Iyenoma Destiny Udogie (Italy):
The Hellas Verona youngster provided great quality on the left flank for Italy – initially as a left-back against Germany, but he was deployed further forward later on in the tournament and proved equally comfortable in attacking and defending. He made a driving run into the box to meet Samuel Giovane’s cutback and score the winner in Italy’s 2-1 semi-final win over France.
Adil Aouchiche (France):
The PSG youngster was far and away the tournament’s top scorer with nine goals from 12 shots. That saw him equal a select few goalscorers – including Michel Platini – for the most ever goals at a UEFA finals tournament. Needless to say, he showed a remarkable eye for goal and was ruthlessly clinical, smashing hat-tricks against both the Czech Republic in the last 16 and Sweden in the group stage.
Nianzou Kouassi (France):
Kouassi is a highly promising all-round centre-back and showed why Le Parisien last year voted him the top emerging football talent from the French capital. He is physically imposing, good on the ball and eager to break forward and support attacks.
Yeremi Pino (Spain):
In a tournament that featured some excellent wing play, Villareal’s Pino provided plenty of attacking spark for a good campaign for Spain’s youngsters. While he is very capable of beating full-backs and delivering balls across, he frequently drifted into a more central position like a number 10 to thread together attacks with his incisive passing.
Jeremy Doku (Belgium):
Doku is another youngster who arrived with some expectation on his shoulders, with the 16-year-old having made five appearances for Anderlecht’s first team already. His tenacious and ferocious running combined with physicality continually stretched defenders as Belgium won Group A. He burst into the box from close to the corner flag against Ireland with the help of a one-two and after his shot was saved he teed up Chris Kalulika to score.
Gerson Sousa (Portugal):
Portugal were pretty unlucky to be edged out 1-0 by Italy at the quarter-final stage. Benfica’s Gerson Sousa was another wide attacker who shone at the tournament. He provided a wonderful assist for Goncalo Marques to open the scoring against Russia, beating three defenders with a mazy run and laying the ball across perfectly. Sousa scored a decent goal himself later in that game by turning a defender and slotting a composed finish inside the near post from the edge of the penalty area.
Akos Zuigeber (Hungary):
Neutrals following the tournament couldn’t help but find a soft spot for Hungary.
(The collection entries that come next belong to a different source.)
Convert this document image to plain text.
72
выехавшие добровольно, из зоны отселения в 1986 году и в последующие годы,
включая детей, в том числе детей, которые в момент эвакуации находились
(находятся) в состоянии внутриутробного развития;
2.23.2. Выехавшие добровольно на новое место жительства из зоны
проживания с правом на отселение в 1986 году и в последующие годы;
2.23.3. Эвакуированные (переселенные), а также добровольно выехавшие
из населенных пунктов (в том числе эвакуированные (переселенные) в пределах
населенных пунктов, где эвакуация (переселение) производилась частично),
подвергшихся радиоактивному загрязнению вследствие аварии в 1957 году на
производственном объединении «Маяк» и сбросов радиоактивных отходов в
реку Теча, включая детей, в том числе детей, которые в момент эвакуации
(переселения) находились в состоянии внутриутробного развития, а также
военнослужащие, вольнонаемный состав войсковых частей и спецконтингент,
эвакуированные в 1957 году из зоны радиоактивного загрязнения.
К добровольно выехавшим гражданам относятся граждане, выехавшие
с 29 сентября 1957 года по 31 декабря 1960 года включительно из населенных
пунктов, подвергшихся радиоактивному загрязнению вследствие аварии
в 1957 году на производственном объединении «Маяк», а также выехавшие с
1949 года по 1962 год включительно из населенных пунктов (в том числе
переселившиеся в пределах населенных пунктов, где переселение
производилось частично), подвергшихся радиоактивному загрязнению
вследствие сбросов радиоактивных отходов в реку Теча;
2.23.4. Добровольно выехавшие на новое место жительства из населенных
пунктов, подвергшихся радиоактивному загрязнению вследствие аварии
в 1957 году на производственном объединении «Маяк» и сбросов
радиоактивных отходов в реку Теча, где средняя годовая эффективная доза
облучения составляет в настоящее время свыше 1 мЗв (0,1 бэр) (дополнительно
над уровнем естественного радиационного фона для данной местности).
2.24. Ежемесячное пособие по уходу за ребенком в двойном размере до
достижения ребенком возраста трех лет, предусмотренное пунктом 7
They had the noisiest supporters by far and after emerging as surprise winners of Group C they almost pulled off a major upset in the last eight by penning Spain back in the second half only to draw 1-1 and go out on penalties. The relentless running of MTK Budapest winger Akos Zuigeber symbolised the young Hungarians’ determination, and a few days after their quarter-final disappointment, Zuigeber struck the winning penalty in a play-off against Belgium to send Hungary into their first Under-17 World Cup since 1985 later this year.
Morgan Rogers (England):
A tough draw placing them in a group with eventual champions The Netherlands and semi-finalists France left England facing an early exit after the group stage. West Brom’s Morgan Rogers offered attacking verve as a skilful winger though as England scored six goals in three group stage matches.
Karim Adeyemi (Germany):
German coach Michael Feichtenbeiner lamented the absence of Adeyemi, who he called his best attacker, in Germany’s opening loss to Italy due to suspension. The pace of the FC Liefering youngster gave the German attack added bite on his return despite Germany exiting at the group stage after losing another very tough second fixture against Spain. In a stunning second-half showing against Austria, Adeyemi assisted two goals before adding a third himself with a trademark burst of pace taking him behind the defence.